From this figure, there appear to be far more intra-faction connections than inter-faction connections, but we can clearly see inter-faction connections in gray.
Are the connections between the two groups from people who are generally more social?
There does not appear to be a particularly strong correlation between inter-faction connections and general sociability. Otherwise, there would be gray connections only between nodes high on each axis.
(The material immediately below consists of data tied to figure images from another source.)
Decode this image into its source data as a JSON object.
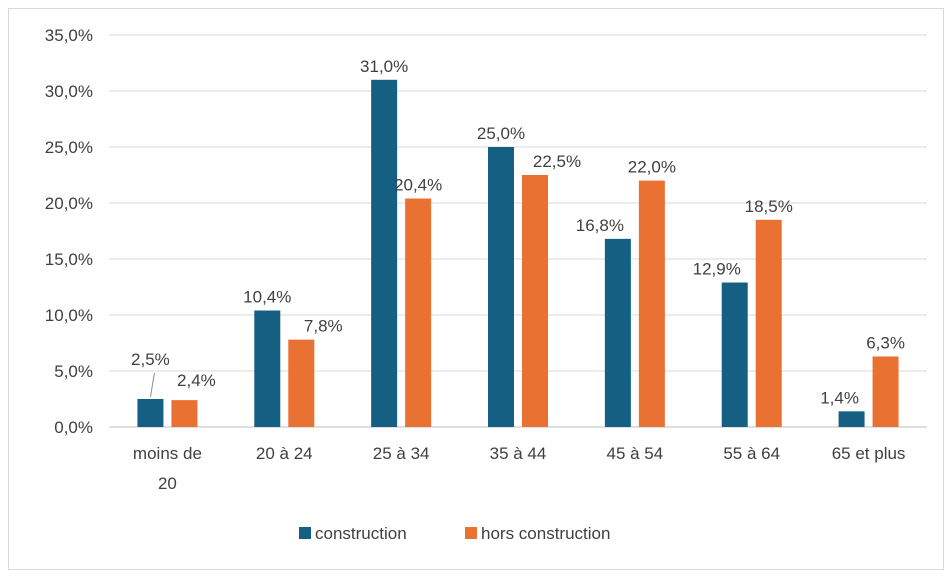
{
  "chart_data": {
    "type": "bar",
    "categories": [
      "moins de 20",
      "20 à 24",
      "25 à 34",
      "35 à 44",
      "45 à 54",
      "55 à 64",
      "65 et plus"
    ],
    "category_lines": [
      [
        "moins de",
        "20"
      ],
      [
        "20 à 24"
      ],
      [
        "25 à 34"
      ],
      [
        "35 à 44"
      ],
      [
        "45 à 54"
      ],
      [
        "55 à 64"
      ],
      [
        "65 et plus"
      ]
    ],
    "series": [
      {
        "name": "construction",
        "color": "#156082",
        "values": [
          2.5,
          10.4,
          31.0,
          25.0,
          16.8,
          12.9,
          1.4
        ],
        "labels": [
          "2,5%",
          "10,4%",
          "31,0%",
          "25,0%",
          "16,8%",
          "12,9%",
          "1,4%"
        ]
      },
      {
        "name": "hors construction",
        "color": "#E97132",
        "values": [
          2.4,
          7.8,
          20.4,
          22.5,
          22.0,
          18.5,
          6.3
        ],
        "labels": [
          "2,4%",
          "7,8%",
          "20,4%",
          "22,5%",
          "22,0%",
          "18,5%",
          "6,3%"
        ]
      }
    ],
    "y_ticks": [
      0,
      5,
      10,
      15,
      20,
      25,
      30,
      35
    ],
    "y_tick_labels": [
      "0,0%",
      "5,0%",
      "10,0%",
      "15,0%",
      "20,0%",
      "25,0%",
      "30,0%",
      "35,0%"
    ],
    "ylim": [
      0,
      35
    ],
    "grid": true,
    "legend_position": "bottom",
    "title": "",
    "xlabel": "",
    "ylabel": ""
  }
}
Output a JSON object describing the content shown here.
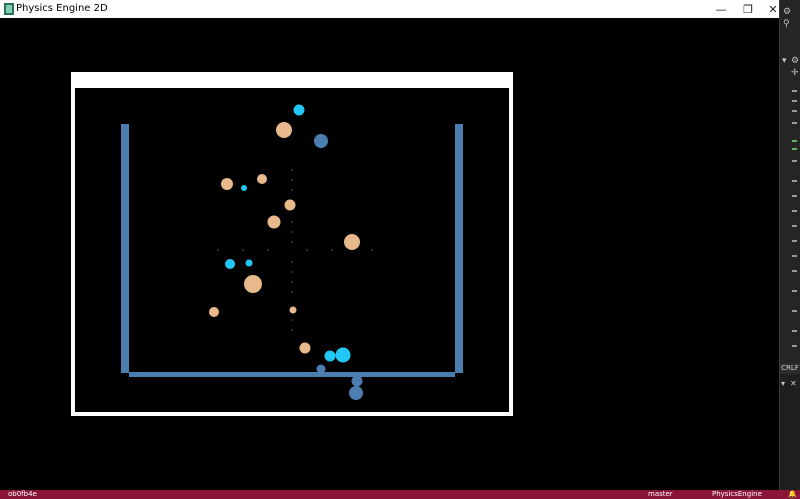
{
  "window": {
    "title": "Physics Engine 2D",
    "controls": {
      "minimize": "—",
      "restore": "❐",
      "close": "✕"
    }
  },
  "ide": {
    "line_ending": "CRLF"
  },
  "statusbar": {
    "left_text": "ob0fb4e",
    "branch": "master",
    "project": "PhysicsEngine"
  },
  "scene": {
    "colors": {
      "frame": "#ffffff",
      "background": "#000000",
      "container": "#4b7db0",
      "ball_peach": "#e8b98a",
      "ball_cyan": "#22c8f5",
      "ball_steel": "#4b7db0",
      "grid_dots": "#5a5a5a"
    }
  }
}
The setup costs are of course higher to generate this Hive Plot visualization than the circular layout. We had to make the axes and sorting decisions. As a reward, however, we can generate unambiguous visualizations that can serve as first steps in answering genuine research questions.
References#
Zachary W. (1977). An information flow model for conflict and fission in small groups. Journal of Anthropological Research, 33, 452-473.